Now what the Americans failed to recognize is that “private companies” in the developing countries are not the same animal as those in the developed countries. In a developed country, it is IMPOSSIBLE REPEAT IMPOSSIBLE to operate in such a vital field as electricity distribution without having a track record in the industry in the country of potential operation, or a similar country. Ask a German company to try and operate in a vital, "strategic" industry in the USA and see how easy or difficult it would be for the German. The Wall Street Journal would let everyone know where the wife of the chairman of the company buys her nail-polish from and what colour of shoes she wears to hen-parties. Public relations firms would bombard the media with “puff” pieces about the company’s industrial prowess, some factual and others manufactured.

But in a country like ours, a company can be formed by telephone calls between Diaspora members of say, a “Vulture Network” who had inhabited the same hall at a university! They look for other “Vultures” in the government of the day and hey presto! they get to the top of the list of companies that have “expressed an interest” in taking over a hitherto public-owned concern.

Oh, and very soon, they do "win" the “competitive bidding”: (after a “Vulture” has given them access to all the other supposedly “sealed bids”.)

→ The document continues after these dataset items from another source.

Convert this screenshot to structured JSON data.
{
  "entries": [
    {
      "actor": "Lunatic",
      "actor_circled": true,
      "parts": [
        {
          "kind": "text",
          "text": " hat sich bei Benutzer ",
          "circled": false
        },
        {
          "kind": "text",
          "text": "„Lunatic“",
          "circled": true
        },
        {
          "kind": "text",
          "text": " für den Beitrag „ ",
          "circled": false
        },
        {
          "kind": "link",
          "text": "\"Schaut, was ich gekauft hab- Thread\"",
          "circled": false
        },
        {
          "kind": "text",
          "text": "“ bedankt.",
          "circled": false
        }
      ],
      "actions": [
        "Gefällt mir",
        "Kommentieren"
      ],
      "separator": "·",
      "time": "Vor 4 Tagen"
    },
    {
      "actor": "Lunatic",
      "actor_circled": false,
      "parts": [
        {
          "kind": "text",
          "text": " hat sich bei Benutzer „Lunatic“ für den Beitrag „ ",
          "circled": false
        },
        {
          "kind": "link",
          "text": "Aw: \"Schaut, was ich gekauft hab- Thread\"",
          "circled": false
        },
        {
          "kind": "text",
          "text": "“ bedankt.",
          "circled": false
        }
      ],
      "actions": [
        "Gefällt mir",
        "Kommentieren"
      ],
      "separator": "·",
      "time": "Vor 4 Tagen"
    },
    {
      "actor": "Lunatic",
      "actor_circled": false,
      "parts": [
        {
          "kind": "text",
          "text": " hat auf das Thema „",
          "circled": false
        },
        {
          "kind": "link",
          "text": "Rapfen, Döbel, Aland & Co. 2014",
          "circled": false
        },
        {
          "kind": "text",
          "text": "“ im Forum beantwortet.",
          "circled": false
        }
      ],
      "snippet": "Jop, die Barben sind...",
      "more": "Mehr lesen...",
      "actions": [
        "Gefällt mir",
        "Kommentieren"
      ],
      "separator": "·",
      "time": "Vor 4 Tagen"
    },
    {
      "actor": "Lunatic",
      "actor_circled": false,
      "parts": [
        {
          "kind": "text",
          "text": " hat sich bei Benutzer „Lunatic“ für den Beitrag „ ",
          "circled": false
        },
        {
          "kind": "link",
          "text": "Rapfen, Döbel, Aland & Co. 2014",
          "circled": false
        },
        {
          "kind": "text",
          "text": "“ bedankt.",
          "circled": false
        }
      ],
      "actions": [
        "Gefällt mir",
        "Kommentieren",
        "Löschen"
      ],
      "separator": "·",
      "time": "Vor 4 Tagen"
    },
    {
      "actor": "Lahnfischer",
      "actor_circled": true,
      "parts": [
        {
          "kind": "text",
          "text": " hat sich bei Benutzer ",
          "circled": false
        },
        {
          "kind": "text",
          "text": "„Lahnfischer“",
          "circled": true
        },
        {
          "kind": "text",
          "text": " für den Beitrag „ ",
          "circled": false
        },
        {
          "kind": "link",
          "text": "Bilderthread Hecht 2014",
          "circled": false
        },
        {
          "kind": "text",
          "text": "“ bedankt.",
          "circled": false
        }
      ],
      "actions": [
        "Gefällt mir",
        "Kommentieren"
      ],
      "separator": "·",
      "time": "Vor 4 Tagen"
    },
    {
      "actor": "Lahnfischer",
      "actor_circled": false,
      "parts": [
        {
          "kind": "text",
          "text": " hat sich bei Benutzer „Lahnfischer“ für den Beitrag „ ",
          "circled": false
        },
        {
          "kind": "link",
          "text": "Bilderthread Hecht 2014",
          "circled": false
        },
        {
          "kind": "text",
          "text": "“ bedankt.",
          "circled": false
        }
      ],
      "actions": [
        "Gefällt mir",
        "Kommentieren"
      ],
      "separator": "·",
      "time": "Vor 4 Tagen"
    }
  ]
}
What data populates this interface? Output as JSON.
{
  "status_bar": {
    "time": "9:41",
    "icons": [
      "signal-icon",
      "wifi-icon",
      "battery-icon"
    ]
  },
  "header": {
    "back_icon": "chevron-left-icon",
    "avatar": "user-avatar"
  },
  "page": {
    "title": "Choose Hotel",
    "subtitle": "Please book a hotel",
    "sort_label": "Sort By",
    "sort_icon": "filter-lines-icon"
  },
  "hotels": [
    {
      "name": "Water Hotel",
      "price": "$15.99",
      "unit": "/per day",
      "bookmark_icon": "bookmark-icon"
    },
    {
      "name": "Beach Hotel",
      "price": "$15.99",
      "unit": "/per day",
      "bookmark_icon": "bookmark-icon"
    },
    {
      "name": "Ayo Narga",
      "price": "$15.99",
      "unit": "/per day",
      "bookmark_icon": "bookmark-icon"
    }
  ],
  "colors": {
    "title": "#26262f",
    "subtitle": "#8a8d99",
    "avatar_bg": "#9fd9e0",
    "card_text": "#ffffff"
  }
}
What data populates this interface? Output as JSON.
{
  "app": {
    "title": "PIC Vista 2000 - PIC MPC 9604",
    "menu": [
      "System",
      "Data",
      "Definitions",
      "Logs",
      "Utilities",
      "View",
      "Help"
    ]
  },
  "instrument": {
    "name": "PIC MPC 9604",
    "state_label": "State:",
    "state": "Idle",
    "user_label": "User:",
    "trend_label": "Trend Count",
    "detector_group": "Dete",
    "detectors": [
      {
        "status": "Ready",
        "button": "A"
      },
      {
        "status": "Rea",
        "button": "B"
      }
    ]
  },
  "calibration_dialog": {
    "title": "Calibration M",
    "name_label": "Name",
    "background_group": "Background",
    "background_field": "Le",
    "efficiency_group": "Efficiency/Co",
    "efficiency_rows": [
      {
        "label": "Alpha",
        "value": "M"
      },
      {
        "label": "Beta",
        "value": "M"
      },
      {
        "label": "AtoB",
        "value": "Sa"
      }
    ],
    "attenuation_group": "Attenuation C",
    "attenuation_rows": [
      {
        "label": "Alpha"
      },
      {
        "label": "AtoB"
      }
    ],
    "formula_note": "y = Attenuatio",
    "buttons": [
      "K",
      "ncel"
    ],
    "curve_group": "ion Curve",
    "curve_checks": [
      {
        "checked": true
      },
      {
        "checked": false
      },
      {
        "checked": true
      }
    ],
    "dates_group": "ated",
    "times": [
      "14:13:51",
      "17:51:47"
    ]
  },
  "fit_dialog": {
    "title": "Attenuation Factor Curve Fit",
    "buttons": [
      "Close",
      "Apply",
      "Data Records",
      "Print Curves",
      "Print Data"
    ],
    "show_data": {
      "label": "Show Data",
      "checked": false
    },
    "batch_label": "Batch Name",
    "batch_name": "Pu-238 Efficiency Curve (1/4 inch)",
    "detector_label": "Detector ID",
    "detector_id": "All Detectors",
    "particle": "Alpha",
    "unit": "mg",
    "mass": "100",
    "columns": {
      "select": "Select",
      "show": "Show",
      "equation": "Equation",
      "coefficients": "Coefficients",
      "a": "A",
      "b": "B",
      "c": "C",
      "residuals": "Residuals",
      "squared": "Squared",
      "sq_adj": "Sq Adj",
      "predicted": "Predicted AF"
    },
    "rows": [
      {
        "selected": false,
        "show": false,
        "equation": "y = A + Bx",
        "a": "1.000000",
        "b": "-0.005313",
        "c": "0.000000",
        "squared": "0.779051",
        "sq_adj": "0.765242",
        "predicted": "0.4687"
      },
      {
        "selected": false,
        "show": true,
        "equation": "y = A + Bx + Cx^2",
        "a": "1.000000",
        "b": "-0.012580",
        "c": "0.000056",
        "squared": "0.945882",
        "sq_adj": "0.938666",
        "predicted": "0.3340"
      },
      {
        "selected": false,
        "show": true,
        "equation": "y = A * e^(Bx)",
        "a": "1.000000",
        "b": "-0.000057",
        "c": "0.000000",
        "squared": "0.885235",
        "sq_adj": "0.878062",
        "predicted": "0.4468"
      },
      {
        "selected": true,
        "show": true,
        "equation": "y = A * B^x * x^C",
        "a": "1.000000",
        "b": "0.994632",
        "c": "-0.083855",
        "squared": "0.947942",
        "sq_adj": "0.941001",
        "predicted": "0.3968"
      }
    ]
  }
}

But the rub is that these worthy industrialists so treasure their “privacy” that they never allow their names to “surface” before the tax-payers whose property they intend to take over! Who had ever heard of a Mr Ayesu before he shot to the head of PDS?

We only hear of them when something goes wrong; when those who carried out a "due diligence” scrutiny on them are suspected to have deliberately refused to detect something irregular about their blandishments. The irregularity is never fully explained, of course, and the results of investigation into them may never be made public.

Enough is enough! The public wants our government to name and shame all those involved in the current PDS saga. We had “Ameri”. No-one’s nose was bloodied. This time we want bloody noses! And red-ink-spattered, published bank statements to boot!